Sombras de Silêncio #318

Girolme ainda esteve alguns instantes sem saber o que fazer até que uma tristeza o agarrou de súbito. Lembrou-se de quem desejou ser e comparou depois com aquela que era a súmula de incontáveis dias de sonhos desfeitos. Esperançoso, acabou por devolver o braço esquerdo ao homem colorido. Nesse momento juntou-se um grupo de pessoas no cimo das escadas.

– Ó pobre miséria franciscana, mas aonde é que nós já chegámos? Nossa Senhora tende piedade deles! Ó meu Deus, não seria melhor relembrar de Sodoma e Gomorra? Ó perdição dos infernos, deixa estes homens em paz; deixa-os viver as suas vidas sem drogas. Ó meu senhor, não faça isso! Pense na sua vida e nos seus familiares; apenas está a meter veneno para o corpo! Peça perdão a Deus, que Ele é compreensivo – disse um dos homens num tom grave.

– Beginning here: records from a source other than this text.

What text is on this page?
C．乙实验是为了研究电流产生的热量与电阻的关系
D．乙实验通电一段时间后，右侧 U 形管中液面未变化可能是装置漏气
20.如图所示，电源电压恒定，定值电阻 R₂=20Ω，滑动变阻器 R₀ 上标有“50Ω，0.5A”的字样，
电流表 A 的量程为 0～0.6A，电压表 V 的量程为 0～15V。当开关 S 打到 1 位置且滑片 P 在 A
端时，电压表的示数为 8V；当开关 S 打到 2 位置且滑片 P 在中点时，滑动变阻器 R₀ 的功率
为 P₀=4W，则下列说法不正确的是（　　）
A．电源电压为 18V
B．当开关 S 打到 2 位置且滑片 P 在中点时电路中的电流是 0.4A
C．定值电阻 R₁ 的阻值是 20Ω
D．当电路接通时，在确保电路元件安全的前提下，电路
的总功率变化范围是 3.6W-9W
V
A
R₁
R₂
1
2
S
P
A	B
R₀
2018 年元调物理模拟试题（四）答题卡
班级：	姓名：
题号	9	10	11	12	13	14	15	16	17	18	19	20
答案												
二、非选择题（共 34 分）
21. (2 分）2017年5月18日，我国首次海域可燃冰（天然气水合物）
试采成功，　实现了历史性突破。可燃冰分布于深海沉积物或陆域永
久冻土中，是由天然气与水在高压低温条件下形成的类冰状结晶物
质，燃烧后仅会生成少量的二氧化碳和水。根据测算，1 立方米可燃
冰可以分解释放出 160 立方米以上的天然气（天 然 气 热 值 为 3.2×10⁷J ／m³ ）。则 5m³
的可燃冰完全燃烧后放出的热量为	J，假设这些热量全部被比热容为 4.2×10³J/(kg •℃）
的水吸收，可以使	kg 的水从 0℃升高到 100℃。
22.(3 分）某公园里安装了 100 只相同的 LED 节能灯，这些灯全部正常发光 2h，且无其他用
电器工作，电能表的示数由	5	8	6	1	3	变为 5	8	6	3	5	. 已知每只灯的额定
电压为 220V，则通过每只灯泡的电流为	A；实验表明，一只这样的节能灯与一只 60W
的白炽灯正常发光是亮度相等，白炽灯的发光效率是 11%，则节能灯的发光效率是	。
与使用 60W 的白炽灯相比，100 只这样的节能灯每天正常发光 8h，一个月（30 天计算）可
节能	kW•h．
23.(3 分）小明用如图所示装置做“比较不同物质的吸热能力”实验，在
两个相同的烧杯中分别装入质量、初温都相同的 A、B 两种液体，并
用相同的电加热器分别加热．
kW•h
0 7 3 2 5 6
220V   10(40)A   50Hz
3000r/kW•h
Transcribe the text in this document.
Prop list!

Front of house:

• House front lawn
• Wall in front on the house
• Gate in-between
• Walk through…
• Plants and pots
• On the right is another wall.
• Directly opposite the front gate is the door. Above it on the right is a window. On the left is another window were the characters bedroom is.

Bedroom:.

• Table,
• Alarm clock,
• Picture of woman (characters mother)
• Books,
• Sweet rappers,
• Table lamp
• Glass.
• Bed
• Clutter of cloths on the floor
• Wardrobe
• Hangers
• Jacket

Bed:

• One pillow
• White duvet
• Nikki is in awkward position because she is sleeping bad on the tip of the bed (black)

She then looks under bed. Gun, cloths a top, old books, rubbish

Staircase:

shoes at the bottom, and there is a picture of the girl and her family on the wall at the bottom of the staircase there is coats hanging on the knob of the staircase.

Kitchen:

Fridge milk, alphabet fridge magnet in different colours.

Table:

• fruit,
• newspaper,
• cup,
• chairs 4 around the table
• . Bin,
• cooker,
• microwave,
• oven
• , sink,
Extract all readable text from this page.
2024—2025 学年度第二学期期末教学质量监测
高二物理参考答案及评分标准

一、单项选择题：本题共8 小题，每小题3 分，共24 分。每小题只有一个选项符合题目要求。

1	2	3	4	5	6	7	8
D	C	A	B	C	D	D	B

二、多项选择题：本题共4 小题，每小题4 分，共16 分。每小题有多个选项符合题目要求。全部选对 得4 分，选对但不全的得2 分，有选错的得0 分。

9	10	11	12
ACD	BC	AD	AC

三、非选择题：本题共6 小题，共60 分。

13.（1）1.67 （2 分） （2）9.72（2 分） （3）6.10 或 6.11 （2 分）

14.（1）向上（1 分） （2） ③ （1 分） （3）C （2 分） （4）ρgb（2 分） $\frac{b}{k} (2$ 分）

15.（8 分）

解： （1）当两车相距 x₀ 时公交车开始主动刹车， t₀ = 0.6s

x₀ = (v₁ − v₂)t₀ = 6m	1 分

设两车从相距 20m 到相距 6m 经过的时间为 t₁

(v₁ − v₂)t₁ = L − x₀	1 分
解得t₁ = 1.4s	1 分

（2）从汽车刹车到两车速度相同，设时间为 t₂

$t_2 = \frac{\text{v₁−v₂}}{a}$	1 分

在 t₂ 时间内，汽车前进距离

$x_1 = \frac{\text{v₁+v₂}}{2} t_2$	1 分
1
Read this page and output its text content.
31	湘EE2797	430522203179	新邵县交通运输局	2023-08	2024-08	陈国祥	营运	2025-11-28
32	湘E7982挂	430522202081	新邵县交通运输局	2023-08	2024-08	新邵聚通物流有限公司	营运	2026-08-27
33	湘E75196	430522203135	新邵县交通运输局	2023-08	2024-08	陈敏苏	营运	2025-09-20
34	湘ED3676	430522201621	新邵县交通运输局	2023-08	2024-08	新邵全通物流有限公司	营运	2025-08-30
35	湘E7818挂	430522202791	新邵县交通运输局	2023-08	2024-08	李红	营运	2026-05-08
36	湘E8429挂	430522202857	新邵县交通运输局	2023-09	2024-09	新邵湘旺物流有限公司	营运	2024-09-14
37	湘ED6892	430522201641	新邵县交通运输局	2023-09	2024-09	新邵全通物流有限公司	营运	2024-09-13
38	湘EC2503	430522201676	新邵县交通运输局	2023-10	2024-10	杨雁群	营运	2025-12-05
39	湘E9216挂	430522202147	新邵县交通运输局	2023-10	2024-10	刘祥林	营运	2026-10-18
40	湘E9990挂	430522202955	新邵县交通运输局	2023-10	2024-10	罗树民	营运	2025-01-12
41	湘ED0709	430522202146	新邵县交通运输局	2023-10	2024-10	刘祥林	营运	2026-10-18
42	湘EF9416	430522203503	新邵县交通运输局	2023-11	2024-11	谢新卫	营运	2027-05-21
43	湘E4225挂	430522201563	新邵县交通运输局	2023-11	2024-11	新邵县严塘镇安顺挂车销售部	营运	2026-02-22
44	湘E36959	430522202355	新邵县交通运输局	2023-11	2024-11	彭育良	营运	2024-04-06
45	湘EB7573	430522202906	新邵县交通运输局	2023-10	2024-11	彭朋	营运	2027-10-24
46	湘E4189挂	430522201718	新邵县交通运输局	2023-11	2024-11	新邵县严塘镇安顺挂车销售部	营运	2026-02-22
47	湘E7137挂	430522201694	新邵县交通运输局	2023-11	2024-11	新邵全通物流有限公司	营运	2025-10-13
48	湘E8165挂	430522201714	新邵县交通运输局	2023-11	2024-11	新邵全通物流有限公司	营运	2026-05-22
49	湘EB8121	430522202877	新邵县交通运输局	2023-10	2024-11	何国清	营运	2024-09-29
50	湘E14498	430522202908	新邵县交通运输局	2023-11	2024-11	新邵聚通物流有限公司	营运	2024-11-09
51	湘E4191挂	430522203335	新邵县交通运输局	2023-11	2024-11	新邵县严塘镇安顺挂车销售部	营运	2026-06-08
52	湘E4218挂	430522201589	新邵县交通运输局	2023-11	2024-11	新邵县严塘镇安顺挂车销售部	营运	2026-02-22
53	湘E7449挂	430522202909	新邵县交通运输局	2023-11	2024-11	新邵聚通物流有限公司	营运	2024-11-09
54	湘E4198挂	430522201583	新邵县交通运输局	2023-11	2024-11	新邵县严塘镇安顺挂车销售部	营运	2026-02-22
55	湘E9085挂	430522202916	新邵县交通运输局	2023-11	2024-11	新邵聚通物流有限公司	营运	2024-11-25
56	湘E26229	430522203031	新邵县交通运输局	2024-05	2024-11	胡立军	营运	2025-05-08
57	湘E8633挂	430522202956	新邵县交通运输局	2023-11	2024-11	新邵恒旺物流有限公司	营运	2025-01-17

O discurso profético do homem, colocado ao cimo da escadaria num fundo azul credível, fez com que Girolme recuasse novamente nas suas intenções. Levantou-se inclusive de pronto e admitiu a culpa com uma veemência subserviente.

Ei men, ainda não são dez horas e hoje não é domingo. Vê lá se te metes na tua vida e deixas que os outros vivam como bem entendem! Ou queres que vá aí?

– Quem tem Deus do seu lado não tem medo de nada – retorquiu o homem.

Girolme sabia muito bem de que lado queria estar e, sem hesitações, começou a subir a escadaria. Ao vê-lo escapulir-se, o homem colorido ainda lhe tentou acertar com um pontapé, mas sem sucesso. Girolme escutou depois o homem religioso a convidá-lo para cumprir todas as promessas da vida e ainda se apressou mais. Temendo que a vontade não fosse suficiente para tirá-lo daquela vida, o homem desceu a escadaria e correu para lhe dar a mão, enquanto as pessoas à sua volta se puseram a aplaudir e a dar graças a Deus.

– Venha daí! Fez o que devia. Nossa Senhora não o vai deixar ficar mal, mas tem de ser devoto do coração.

– Eu sou… eu quero… eu faço… eu vou – multiplicou-se Girolme, não querendo deixar as expetativas em mãos alheias, disposto a vincar a sua devoção profunda a Nossa Senhora.